1. 7
  1.  

  2. 7

    Clicked, expecting to see Kubernetes mentioned.

    Was not disappointed.

    At a previous job, nodes in our EKS cluster would randomly lose DNS to other services in the cluster. AWS support couldn’t figure it out; our only solution was to terminate and replace the affected node whenever it happened.

    I’ll have to watch the video and see if their problem is anything like what we faced.

    1. 6

      I skipped to the end. It wasn’t about Kubernetes. I’m not sure if I should spoil it here. The journey is the bigger part of the talk, and a good lesson to take is to be willing/able to dig into how your libs work (not just YOUR code, but underlying dependencies). Implementation details can be important.

      1. 1

        At a previous job, nodes in our EKS cluster would randomly lose DNS to other services in the cluster. AWS support couldn’t figure it out; our only solution was to terminate and replace the affected node whenever it happened.
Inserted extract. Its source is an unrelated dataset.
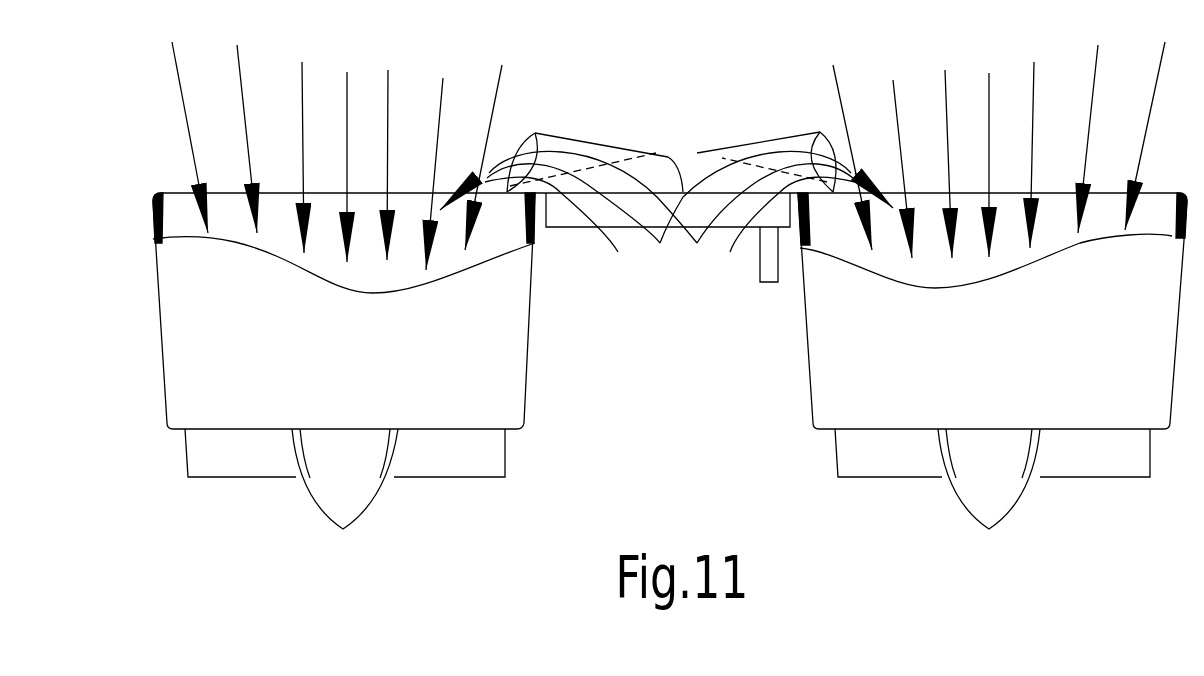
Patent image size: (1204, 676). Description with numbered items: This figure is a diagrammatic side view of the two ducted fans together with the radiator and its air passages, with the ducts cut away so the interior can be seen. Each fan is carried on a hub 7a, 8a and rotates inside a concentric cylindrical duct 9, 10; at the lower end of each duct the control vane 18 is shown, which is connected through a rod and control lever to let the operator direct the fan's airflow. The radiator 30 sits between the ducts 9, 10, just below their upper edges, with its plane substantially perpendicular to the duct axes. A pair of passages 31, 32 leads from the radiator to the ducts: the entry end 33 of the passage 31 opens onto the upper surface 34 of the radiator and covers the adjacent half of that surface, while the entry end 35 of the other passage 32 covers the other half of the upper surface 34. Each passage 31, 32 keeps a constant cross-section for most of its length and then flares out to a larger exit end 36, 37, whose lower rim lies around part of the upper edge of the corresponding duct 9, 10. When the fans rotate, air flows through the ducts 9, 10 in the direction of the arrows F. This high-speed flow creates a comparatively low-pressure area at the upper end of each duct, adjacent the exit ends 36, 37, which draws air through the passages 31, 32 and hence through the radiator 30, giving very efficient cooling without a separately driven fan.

        This has happened to me once or twice (in the past year), as well. Terminating the instance was also the only fix I could find.

      2. 5

        This is a really good debugging deep dive, so many twists and turns!

        1. 1

          I think that this really comes down to the important distinction between abstraction and obfuscation. I don’t believe that RPC is an abstraction on-top of message passing, I believe it is an obfuscation. Even their fix is a bit wrong, because as they said, for a different use-case in their code those values were correct. If they were simply passing protobuf messages back and forth rather than using an RPC obfuscation that they don’t fully understand, this bug would have been much easier to find, indeed probably would have never occurred. The weird thing, is that RPC generally doesn’t even reduce the LOC count vs simple message passing. You have a caller and a receiver and you have to deal with async just the same…

          1. 1

            I don’t think the higher-level model is a problem in this case, but instead a combination of a couple of things:

            • GRPC includes fairly complicated service discovery and failure recovery machinery; they fixed their problem by reconfiguring it. A message-passing system would still need service discovery and failure recovery, so it could still cause overloads in the same way.

            • Their orchestration around restarts is ungraceful: they tear down the old service before traffic has moved over to the new service, and they heavily rely on their ingress layer to hold requests while the pods restart. They could also have solved the problem by starting the new pods first, reconfiguring service discovery, waiting for traffic to migrate, and finally tearing down the old pods.

            (There is, in fact, a small DNS issue, in that GRPC ignores the DNS TTL and has its own configuration its DNS cache refresh timer; in this case the GRPC timer was longer than the DNS TTL so it made restarts slower, exacerbating the problem.)